Thanks to David Conrad and Ronald Bultje who committed their native VP8 video decoder to the FFmpeg codebase yesterday. At this point, it can decode 14/17 of the VP8 test vectors that Google released during the initial open sourcing event. Work is ongoing on those 3 non-passing samples (missing bilinear filter). Meanwhile, FFmpeg’s optimization-obsessive personalities are hard at work optimizing the native decoder. The current decoder is already profiled to be faster than Google/On2’s official libvpx.

Testing
So it falls to FATE to test this on the ridiculous diversity of platforms that FFmpeg supports. I staged individual test specs for each of the 17 test vectors: vp8-test-vector-001vp8-test-vector-017. After the samples have propagated through to the various FATE installations, I’ll activate the 14 test specs that are currently passing.

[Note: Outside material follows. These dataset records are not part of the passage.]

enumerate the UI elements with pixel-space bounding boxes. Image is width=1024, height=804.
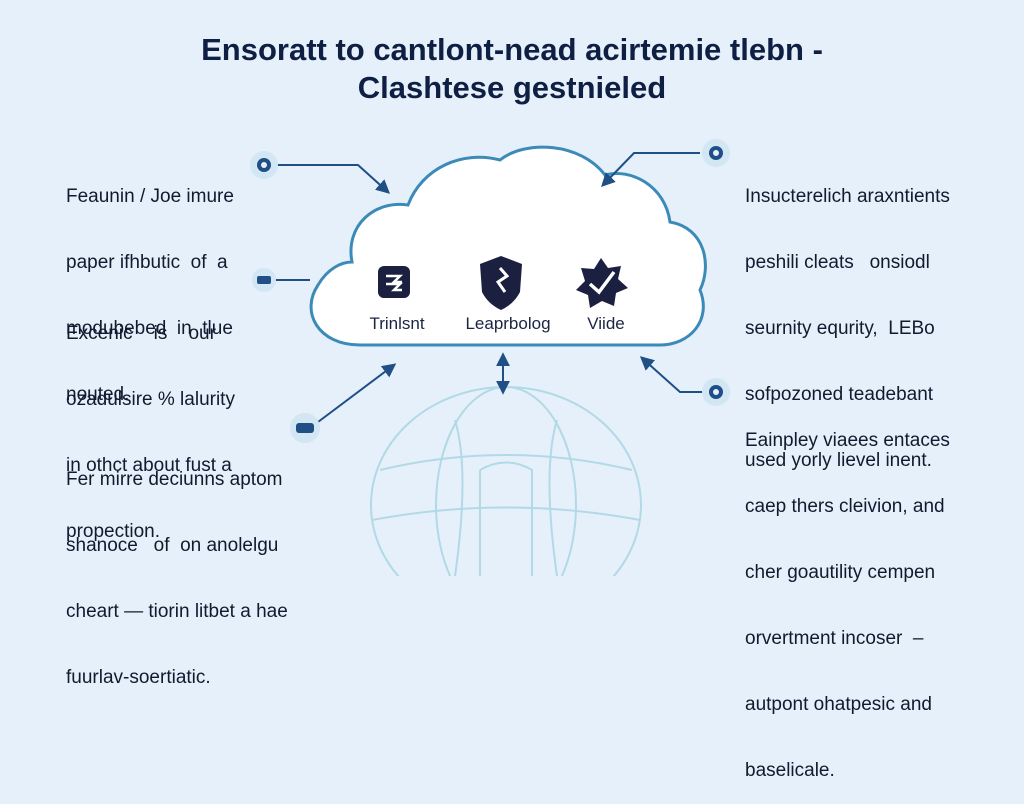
connector-arrows xyxy=(275,152,705,423)
text-line: shanoce of on anolelgu xyxy=(66,535,279,556)
shield-icon xyxy=(480,256,522,310)
text-line: fuurlav-soertiatic. xyxy=(66,667,211,688)
text-line: sofpozoned teadebant xyxy=(745,384,934,405)
node-dot xyxy=(252,268,276,292)
node-dot xyxy=(250,151,278,179)
text-line: Insucterelich araxntients xyxy=(745,186,950,207)
text-line: Feaunin / Joe imure xyxy=(66,186,234,207)
cloud-label-2: Leaprbolog xyxy=(465,314,551,333)
layers-icon xyxy=(378,266,410,298)
node-dot xyxy=(290,413,320,443)
text-line: Excenic is our xyxy=(66,323,216,344)
cloud-label-3: Viide xyxy=(587,314,625,333)
globe-illustration xyxy=(370,386,642,576)
text-line: seurnity equrity, LEBo xyxy=(745,318,935,339)
text-line: peshili cleats onsiodl xyxy=(745,252,930,273)
badge-check-icon xyxy=(576,258,628,308)
node-dot xyxy=(702,378,730,406)
text-line: baselicale. xyxy=(745,760,835,781)
text-line: caep thers cleivion, and xyxy=(745,496,945,517)
text-line: paper ifhbutic of a xyxy=(66,252,228,273)
text-block-top-right: Insucterelich araxntients peshili cleats… xyxy=(745,142,950,494)
text-line: nouted. xyxy=(66,384,130,405)
text-line: used yorly lievel inent. xyxy=(745,450,932,471)
text-line: cheart — tiorin litbet a hae xyxy=(66,601,288,622)
text-line: modubebed in tlue xyxy=(66,318,233,339)
text-line: autpont ohatpesic and xyxy=(745,694,932,715)
text-line: ozadulsire % lalurity xyxy=(66,389,235,410)
diagram-canvas xyxy=(250,139,730,576)
text-line: propection. xyxy=(66,521,161,542)
text-line: orvertment incoser – xyxy=(745,628,924,649)
title-line-2: Clashtese gestnieled xyxy=(357,70,667,105)
node-dot xyxy=(702,139,730,167)
text-line: Fer mirre deciunns aptom xyxy=(66,469,283,490)
text-block-top-left: Feaunin / Joe imure paper ifhbutic of a … xyxy=(66,142,234,428)
title-line-1: Ensoratt to cantlont-nead acirtemie tleb… xyxy=(201,32,823,67)
text-line: in othct about fust a xyxy=(66,455,232,476)
cloud-label-1: Trinlsnt xyxy=(369,314,425,333)
text-block-middle-left: Excenic is our ozadulsire % lalurity in … xyxy=(66,279,235,565)
text-line: Eainpley viaees entaces xyxy=(745,430,950,451)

Initial Testing Methodology
Inspired by Ronald Bultje’s idea, I built the latest FFmpeg-SVN with libvpx enabled. Then I selected between the reference and native decoders as such:

$ for i in 001 002 003 004 005 006 007 008 009 \
 010 011 012 013 014 015 016 017
do
  echo vp80-00-comprehensive-${i}.ivf
  ffmpeg -vcodec libvpx -i \
    /path/to/vp8-test-vectors-r1/vp80-00-comprehensive-${i}.ivf \
    -f framemd5 - 2> /dev/null
done > refs.txt

$ for i in 001 002 003 004 005 006 007 008 009 \
 010 011 012 013 014 015 016 017
do
  echo vp80-00-comprehensive-${i}.ivf
  ffmpeg -vcodec vp8 -i \
    /path/to/vp8-test-vectors-r1/vp80-00-comprehensive-${i}.ivf \
    -f framemd5 - 2> /dev/null
done > native.txt

$ diff -u refs.txt native.txt

That reveals precisely which files differ.